RVBUSINESS.com: In closing, Brian, the Heartland story is not one that we’ve read a heck of a lot about lately, and we appreciate the time you’ve taken to speak to us.
Brady: It’s a great story, Sherm. I mean, you know, in 5 1/2 years we’ve gone from one unit a week to No. 4 in the industry, and we’re not done yet.
Heartland Recreationa How To Get Ur Girl Back l Vehicle LLC recently obtained a 150% increase in its floorplan allotment from GE Capital, the Elkhart, Ind.-based towable manufacturers told dealers in an e-mail last week.
”That is a very significant increase,” said Brian Brady, Heartland president and CEO, who declined to release financial details. ”With the exit of KeyBank and Textron it was important to have.”
Brady said Heartland’s increased lending limit will have a substantial impact when recovery occurs. ”This market is going to turn around,” Brady said. ”Credit is going to loosen up. When it does, that’s when this increase will have a profound impact on our business.”
In another positive note, Heartland also recently entered a floorplan agreement with Bank of the West, Brady reported.
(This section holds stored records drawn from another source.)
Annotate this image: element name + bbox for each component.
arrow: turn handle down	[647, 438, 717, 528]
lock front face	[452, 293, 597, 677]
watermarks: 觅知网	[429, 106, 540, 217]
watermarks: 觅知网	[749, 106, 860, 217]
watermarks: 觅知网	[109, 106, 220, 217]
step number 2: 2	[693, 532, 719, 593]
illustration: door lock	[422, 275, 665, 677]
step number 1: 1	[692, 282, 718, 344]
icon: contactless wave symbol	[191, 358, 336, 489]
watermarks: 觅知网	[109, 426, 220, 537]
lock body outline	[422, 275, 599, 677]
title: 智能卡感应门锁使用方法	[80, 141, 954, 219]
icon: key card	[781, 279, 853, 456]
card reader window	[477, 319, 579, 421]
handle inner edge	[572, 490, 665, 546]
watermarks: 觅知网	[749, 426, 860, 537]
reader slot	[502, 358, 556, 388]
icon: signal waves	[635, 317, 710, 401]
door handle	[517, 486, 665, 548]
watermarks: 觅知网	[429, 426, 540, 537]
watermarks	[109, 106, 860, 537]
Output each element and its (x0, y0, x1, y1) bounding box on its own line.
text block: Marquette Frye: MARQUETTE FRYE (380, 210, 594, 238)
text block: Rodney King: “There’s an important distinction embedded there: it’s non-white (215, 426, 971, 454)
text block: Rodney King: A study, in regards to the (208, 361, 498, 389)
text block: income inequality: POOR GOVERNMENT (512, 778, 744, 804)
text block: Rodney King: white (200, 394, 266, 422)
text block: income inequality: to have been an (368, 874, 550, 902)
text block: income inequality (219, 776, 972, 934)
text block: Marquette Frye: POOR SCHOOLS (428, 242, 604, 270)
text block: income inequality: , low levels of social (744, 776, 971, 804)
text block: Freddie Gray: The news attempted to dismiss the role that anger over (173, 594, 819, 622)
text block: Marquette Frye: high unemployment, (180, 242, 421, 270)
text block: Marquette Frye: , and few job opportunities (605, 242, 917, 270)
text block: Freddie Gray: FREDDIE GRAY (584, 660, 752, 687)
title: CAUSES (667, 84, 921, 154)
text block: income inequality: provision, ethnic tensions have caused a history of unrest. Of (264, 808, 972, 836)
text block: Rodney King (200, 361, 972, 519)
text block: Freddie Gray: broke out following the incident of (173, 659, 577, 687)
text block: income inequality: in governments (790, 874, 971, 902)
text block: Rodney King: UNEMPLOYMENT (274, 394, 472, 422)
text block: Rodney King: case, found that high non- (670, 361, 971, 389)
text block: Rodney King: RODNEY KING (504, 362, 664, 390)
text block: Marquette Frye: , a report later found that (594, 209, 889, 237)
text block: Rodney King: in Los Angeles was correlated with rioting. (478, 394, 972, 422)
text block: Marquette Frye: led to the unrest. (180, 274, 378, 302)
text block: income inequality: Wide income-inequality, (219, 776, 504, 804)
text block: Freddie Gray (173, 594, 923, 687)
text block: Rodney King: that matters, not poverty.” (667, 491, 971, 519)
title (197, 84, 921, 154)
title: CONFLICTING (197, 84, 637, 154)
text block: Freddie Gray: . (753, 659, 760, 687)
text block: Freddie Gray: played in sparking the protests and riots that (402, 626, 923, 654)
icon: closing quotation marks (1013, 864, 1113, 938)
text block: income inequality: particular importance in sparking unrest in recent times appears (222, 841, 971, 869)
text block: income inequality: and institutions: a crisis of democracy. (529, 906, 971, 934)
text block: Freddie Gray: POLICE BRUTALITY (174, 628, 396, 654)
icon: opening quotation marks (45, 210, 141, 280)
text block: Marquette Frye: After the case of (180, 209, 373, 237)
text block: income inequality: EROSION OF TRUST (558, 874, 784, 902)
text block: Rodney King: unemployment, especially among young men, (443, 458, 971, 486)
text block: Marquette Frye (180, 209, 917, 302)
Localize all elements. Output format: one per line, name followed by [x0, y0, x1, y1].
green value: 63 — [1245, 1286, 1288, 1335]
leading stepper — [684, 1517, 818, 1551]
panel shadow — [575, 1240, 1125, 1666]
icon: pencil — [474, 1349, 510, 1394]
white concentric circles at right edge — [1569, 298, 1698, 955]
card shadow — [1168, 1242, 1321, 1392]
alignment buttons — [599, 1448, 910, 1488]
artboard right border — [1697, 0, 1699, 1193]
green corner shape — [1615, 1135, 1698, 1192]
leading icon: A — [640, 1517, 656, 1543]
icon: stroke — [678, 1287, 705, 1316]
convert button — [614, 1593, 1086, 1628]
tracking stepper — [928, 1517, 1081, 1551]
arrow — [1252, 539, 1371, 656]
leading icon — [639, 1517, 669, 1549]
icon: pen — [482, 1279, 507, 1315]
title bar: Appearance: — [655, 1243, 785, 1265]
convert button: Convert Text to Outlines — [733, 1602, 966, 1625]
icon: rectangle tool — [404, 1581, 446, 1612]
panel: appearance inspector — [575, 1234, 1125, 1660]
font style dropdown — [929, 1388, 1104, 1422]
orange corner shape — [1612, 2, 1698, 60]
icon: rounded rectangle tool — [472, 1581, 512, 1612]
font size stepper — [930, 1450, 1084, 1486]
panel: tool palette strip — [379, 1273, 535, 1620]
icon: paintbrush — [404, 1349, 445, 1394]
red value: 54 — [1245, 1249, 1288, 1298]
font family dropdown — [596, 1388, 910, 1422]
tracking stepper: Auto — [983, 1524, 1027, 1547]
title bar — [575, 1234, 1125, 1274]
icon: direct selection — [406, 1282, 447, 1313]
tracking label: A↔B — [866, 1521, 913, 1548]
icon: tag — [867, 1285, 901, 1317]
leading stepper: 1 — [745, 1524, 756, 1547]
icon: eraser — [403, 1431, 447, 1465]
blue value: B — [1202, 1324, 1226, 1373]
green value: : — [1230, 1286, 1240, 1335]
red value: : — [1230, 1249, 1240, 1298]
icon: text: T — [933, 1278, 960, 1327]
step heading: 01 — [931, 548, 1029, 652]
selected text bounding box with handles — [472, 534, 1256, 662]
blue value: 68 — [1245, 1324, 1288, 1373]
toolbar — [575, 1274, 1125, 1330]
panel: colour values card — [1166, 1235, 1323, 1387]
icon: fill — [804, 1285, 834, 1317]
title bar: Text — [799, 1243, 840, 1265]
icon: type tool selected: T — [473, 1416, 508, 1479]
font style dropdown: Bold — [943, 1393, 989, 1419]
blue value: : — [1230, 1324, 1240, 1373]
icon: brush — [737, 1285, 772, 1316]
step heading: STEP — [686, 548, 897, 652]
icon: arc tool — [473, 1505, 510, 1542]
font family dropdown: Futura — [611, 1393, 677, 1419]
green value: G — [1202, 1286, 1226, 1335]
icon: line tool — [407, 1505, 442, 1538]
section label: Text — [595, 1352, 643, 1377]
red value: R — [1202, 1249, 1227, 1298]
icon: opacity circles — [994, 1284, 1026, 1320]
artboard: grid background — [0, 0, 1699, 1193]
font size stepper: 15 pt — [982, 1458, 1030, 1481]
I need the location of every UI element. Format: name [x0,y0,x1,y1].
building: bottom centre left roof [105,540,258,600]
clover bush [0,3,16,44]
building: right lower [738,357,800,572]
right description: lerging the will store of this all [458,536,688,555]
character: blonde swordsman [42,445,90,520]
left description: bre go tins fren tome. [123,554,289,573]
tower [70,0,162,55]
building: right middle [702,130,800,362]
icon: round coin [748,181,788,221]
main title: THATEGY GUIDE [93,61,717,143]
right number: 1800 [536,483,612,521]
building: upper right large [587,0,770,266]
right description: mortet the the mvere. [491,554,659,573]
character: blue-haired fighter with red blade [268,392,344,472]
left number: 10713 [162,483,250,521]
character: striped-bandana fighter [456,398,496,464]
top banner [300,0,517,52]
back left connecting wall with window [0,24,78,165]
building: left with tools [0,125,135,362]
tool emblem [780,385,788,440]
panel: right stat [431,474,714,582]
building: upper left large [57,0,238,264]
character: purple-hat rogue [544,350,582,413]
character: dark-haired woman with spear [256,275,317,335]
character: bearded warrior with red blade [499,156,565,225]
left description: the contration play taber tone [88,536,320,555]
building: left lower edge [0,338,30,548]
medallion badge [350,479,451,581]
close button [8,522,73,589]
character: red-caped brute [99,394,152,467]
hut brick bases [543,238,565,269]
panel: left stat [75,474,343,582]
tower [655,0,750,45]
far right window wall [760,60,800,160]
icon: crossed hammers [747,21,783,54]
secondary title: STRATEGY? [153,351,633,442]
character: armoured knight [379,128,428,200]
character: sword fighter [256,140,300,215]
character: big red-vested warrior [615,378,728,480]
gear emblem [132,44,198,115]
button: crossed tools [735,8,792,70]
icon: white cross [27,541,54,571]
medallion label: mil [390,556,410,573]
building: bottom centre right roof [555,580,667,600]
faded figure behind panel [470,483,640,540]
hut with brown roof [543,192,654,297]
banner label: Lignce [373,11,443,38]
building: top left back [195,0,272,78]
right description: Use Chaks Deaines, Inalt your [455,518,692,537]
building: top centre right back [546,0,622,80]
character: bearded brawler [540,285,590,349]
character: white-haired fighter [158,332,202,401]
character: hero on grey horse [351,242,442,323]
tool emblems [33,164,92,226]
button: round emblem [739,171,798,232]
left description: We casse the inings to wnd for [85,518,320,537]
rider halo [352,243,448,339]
The GE Capital increase followed a routine credit review and will allow more Heartland travel trailers and fifth-wheels to be sold wholesale to credit-worthy dealers, according to Brady.
Brady’s e-mail to Heartland dealers also disclosed that the privately owned company’s revenue increased 20% in 2008 compared to 2007 and that the Elkhart, Ind.-based towable manufacturer was within 2% of its revenue forecast for the first quarter of 2009.
”It’s very difficult out there, but our guys did a very good job managing the business,” Brady told RVBusiness. ”Our first quarter is going to be very, very solid.”
Brady said that floorplan lenders are being particularly attentive right now to an OEM’s ability to buy back units under terms of existing agreements with dealers and lenders. ”The big concern for the national floorplan providers is the capacity to honor repurchase obligations,” Brady said. ”The second issue is the credit-worthiness of the dealer. But we can’t really control that.”
Generally, manufacturers and dealers have cited tight credit at the wholesale and retail levels as a key reason why RV sales plummeted last year. The Recreation Vehicle Industry Association (RVIA) has made freeing up credit at both levels a top priority.